# Depth perception during heavy snow



## Olex (Feb 20, 2013)

Recent WA weather is awesome, lots of snow. 

However, I found myself feeling blind despite seeing during really heavy snow. Everything was one single solid white color. I found myself having issues judging the slope angle or detecting bumps. Once it slowed down a bit it was fine.

Is this something that gets better with time or are there any helpful tricks? I'm still a beginner.


Thanks,
Olex


----------



## Casual (Feb 9, 2011)

Rose/orange lenses can help increase contrast but its always going to be difficult. Experience can help but if you can see you cant see.


----------



## david_z (Dec 14, 2009)

no man, some days just blow for visibility. the right color lens helps, but I've been in whiteouts before where you don't know which way is up or down.


----------



## poutanen (Dec 22, 2011)

One of my tricks for any low light days is to head to the trees. If there are no glades at your hill, even just the sides of the run should have better depth perception than the middle of the hill.

Mostly though you just have to slow down...


----------



## PDubz (Feb 17, 2013)

david_z said:


> no man, some days just blow for visibility. the right color lens helps, but I've been in whiteouts before where you don't know which way is up or down.


Schweitzer Mountain by Sandpoint ID I had that happen to me. 

I didn't know which way was up or down, wasn't sure if I was even moving! it was pretty crazy, worst conditions I've ever rode in.


----------



## SteveFlow (Mar 28, 2012)

sounds like your in the PNW sat was terrible unless you were in the trees, i was riding a board that couldn't cut its own lines so i got stuck everywhere other then riding other peoples lines in the trees. 

sunday was prefect tho


----------



## LuckyRVA (Jan 18, 2011)

PDubz said:


> Schweitzer Mountain by Sandpoint ID I had that happen to me.
> 
> I didn't know which way was up or down, wasn't sure if I was even moving! it was pretty crazy, worst conditions I've ever rode in.


Same thing happened to me at Whitefish in Montana last year. It was so foggy I couldn't see anything, I lost sight of the orange markers they put up in foggy weather. I didn't even think I was moving until fell off a slight drop off (only like a foot or two) and bit my damn tongue. :blink:


----------



## vknyvz (Jan 23, 2013)

Casual said:


> Rose/orange lenses can help increase contrast but its always going to be difficult. Experience can help but if you can see you cant see.
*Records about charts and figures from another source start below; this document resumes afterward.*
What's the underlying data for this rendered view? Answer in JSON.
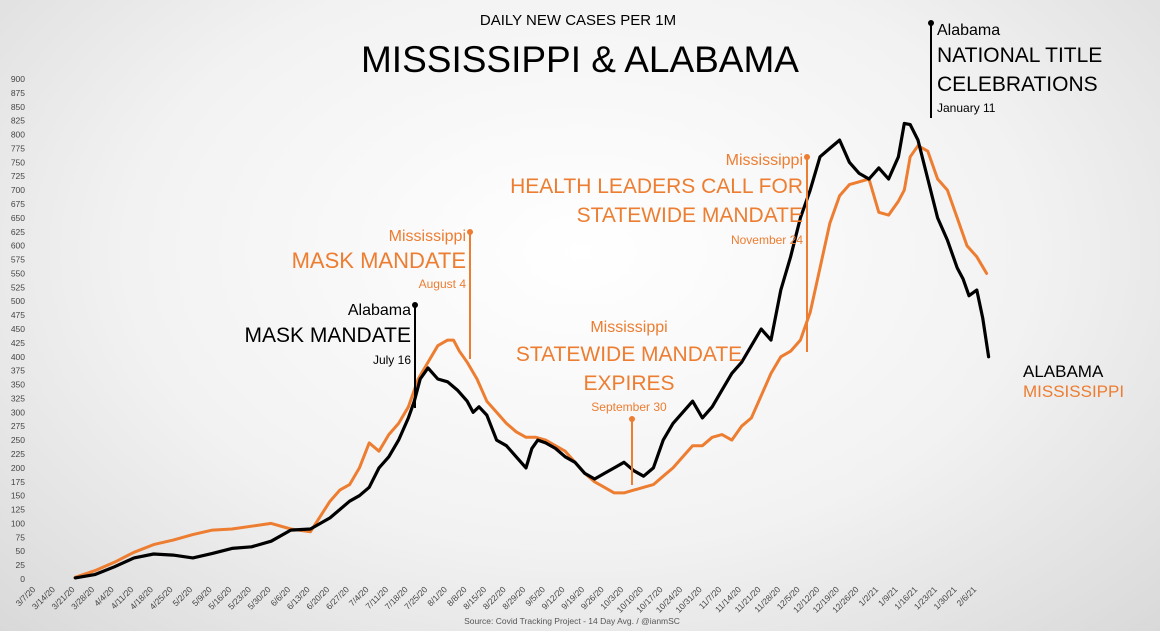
{
  "chart_data": {
    "type": "line",
    "subtitle": "DAILY NEW CASES PER 1M",
    "title": "MISSISSIPPI & ALABAMA",
    "source": "Source: Covid Tracking Project - 14 Day Avg. / @ianmSC",
    "ylim": [
      0,
      900
    ],
    "y_ticks": [
      0,
      25,
      50,
      75,
      100,
      125,
      150,
      175,
      200,
      225,
      250,
      275,
      300,
      325,
      350,
      375,
      400,
      425,
      450,
      475,
      500,
      525,
      550,
      575,
      600,
      625,
      650,
      675,
      700,
      725,
      750,
      775,
      800,
      825,
      850,
      875,
      900
    ],
    "x_ticks": [
      "3/7/20",
      "3/14/20",
      "3/21/20",
      "3/28/20",
      "4/4/20",
      "4/11/20",
      "4/18/20",
      "4/25/20",
      "5/2/20",
      "5/9/20",
      "5/16/20",
      "5/23/20",
      "5/30/20",
      "6/6/20",
      "6/13/20",
      "6/20/20",
      "6/27/20",
      "7/4/20",
      "7/11/20",
      "7/18/20",
      "7/25/20",
      "8/1/20",
      "8/8/20",
      "8/15/20",
      "8/22/20",
      "8/29/20",
      "9/5/20",
      "9/12/20",
      "9/19/20",
      "9/26/20",
      "10/3/20",
      "10/10/20",
      "10/17/20",
      "10/24/20",
      "10/31/20",
      "11/7/20",
      "11/14/20",
      "11/21/20",
      "11/28/20",
      "12/5/20",
      "12/12/20",
      "12/19/20",
      "12/26/20",
      "1/2/21",
      "1/9/21",
      "1/16/21",
      "1/23/21",
      "1/30/21",
      "2/6/21"
    ],
    "grid": false,
    "series": [
      {
        "name": "ALABAMA",
        "color": "#000000",
        "x": [
          2,
          3,
          4,
          5,
          6,
          7,
          8,
          9,
          10,
          11,
          12,
          13,
          14,
          15,
          16,
          16.5,
          17,
          17.5,
          18,
          18.5,
          19,
          19.3,
          19.6,
          20,
          20.5,
          21,
          21.5,
          22,
          22.3,
          22.6,
          23,
          23.5,
          24,
          24.5,
          25,
          25.3,
          25.6,
          26,
          26.5,
          27,
          27.5,
          28,
          28.5,
          29,
          29.5,
          30,
          30.5,
          31,
          31.5,
          32,
          32.5,
          33,
          33.5,
          34,
          34.5,
          35,
          35.5,
          36,
          36.5,
          37,
          37.5,
          38,
          38.5,
          39,
          39.5,
          40,
          40.5,
          41,
          41.5,
          42,
          42.5,
          43,
          43.5,
          44,
          44.3,
          44.6,
          45,
          45.5,
          46,
          46.5,
          47,
          47.3,
          47.6,
          48,
          48.3,
          48.6
        ],
        "values": [
          2,
          8,
          22,
          38,
          45,
          43,
          38,
          46,
          55,
          58,
          68,
          88,
          90,
          110,
          140,
          150,
          165,
          200,
          220,
          250,
          290,
          320,
          360,
          380,
          360,
          355,
          340,
          320,
          300,
          310,
          295,
          250,
          240,
          220,
          200,
          235,
          250,
          245,
          235,
          220,
          210,
          190,
          180,
          190,
          200,
          210,
          195,
          185,
          200,
          250,
          280,
          300,
          320,
          290,
          310,
          340,
          370,
          390,
          420,
          450,
          430,
          520,
          580,
          650,
          700,
          760,
          775,
          790,
          750,
          730,
          720,
          740,
          720,
          760,
          820,
          818,
          790,
          720,
          650,
          610,
          560,
          540,
          510,
          520,
          470,
          400
        ]
      },
      {
        "name": "MISSISSIPPI",
        "color": "#ED7D31",
        "x": [
          2,
          3,
          4,
          5,
          6,
          7,
          8,
          9,
          10,
          11,
          12,
          13,
          14,
          15,
          15.5,
          16,
          16.5,
          17,
          17.5,
          18,
          18.5,
          19,
          19.5,
          20,
          20.5,
          21,
          21.3,
          21.6,
          22,
          22.5,
          23,
          23.5,
          24,
          24.5,
          25,
          25.5,
          26,
          26.5,
          27,
          27.5,
          28,
          28.5,
          29,
          29.5,
          30,
          30.5,
          31,
          31.5,
          32,
          32.5,
          33,
          33.5,
          34,
          34.5,
          35,
          35.5,
          36,
          36.5,
          37,
          37.5,
          38,
          38.5,
          39,
          39.5,
          40,
          40.5,
          41,
          41.5,
          42,
          42.5,
          43,
          43.5,
          44,
          44.3,
          44.6,
          45,
          45.5,
          46,
          46.5,
          47,
          47.5,
          48,
          48.5
        ],
        "values": [
          3,
          15,
          30,
          48,
          62,
          70,
          80,
          88,
          90,
          95,
          100,
          90,
          85,
          140,
          160,
          170,
          200,
          245,
          230,
          260,
          280,
          310,
          360,
          390,
          420,
          430,
          430,
          410,
          390,
          360,
          320,
          300,
          280,
          265,
          255,
          255,
          250,
          240,
          230,
          210,
          190,
          175,
          165,
          155,
          155,
          160,
          165,
          170,
          185,
          200,
          220,
          240,
          240,
          255,
          260,
          250,
          275,
          290,
          330,
          370,
          400,
          410,
          430,
          480,
          560,
          640,
          690,
          710,
          715,
          720,
          660,
          655,
          680,
          700,
          760,
          780,
          770,
          720,
          700,
          650,
          600,
          580,
          550
        ]
      }
    ],
    "annotations": [
      {
        "state": "Alabama",
        "event": "MASK MANDATE",
        "date": "July 16"
      },
      {
        "state": "Mississippi",
        "event": "MASK MANDATE",
        "date": "August 4"
      },
      {
        "state": "Mississippi",
        "event_lines": [
          "STATEWIDE MANDATE",
          "EXPIRES"
        ],
        "date": "September 30"
      },
      {
        "state": "Mississippi",
        "event_lines": [
          "HEALTH LEADERS CALL FOR",
          "STATEWIDE MANDATE"
        ],
        "date": "November 24"
      },
      {
        "state": "Alabama",
        "event_lines": [
          "NATIONAL TITLE",
          "CELEBRATIONS"
        ],
        "date": "January 11"
      }
    ],
    "end_labels": [
      "ALABAMA",
      "MISSISSIPPI"
    ]
  }
}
i second that an experienced friend told me the same thing, gave me his goggles once and voila that really improved my visibility, I only have one goggles which is black too


----------



## Casual (Feb 9, 2011)

LuckyRVA said:


> Same thing happened to me at Whitefish in Montana last year. It was so foggy I couldn't see anything, I lost sight of the orange markers they put up in foggy weather. I didn't even think I was moving until fell off a slight drop off (only like a foot or two) and bit my damn tongue. :blink:


Ya whitefish can be so bad, not even just snow but like you said...fog fog fogging fog. I don't care what color lens you have you can't shit. I fell off a 6ft drop on a toeside carve and landed on my chest/face... luckily just in pow.

At Fernie I was following ski tracks in a bowl coming out the bottom, couldn't see anything but these tracks... until they ended! I dropped off a 10-15' drop I was completely unprepared for and landed in a deep pow collection, must have been a small waterfall so it was a dugout/pit and took me 45 min to hike out of it.

Moral of the story is sometimes you just can't see shit.


----------



## wrathfuldeity (Oct 5, 2007)

besides lens and hitting the trees....it bat radar...ride low and loose and know where ur going. besides if its heavy snow...its free re-fill time and stick to a known line and go for it


----------



## NWBoarder (Jan 10, 2010)

Proper lenses and knowing the terrain will take you a long way, but as everyone has said, sometimes, you just can't see shit. No matter what. That's when you just stay loose and ride by brail.


----------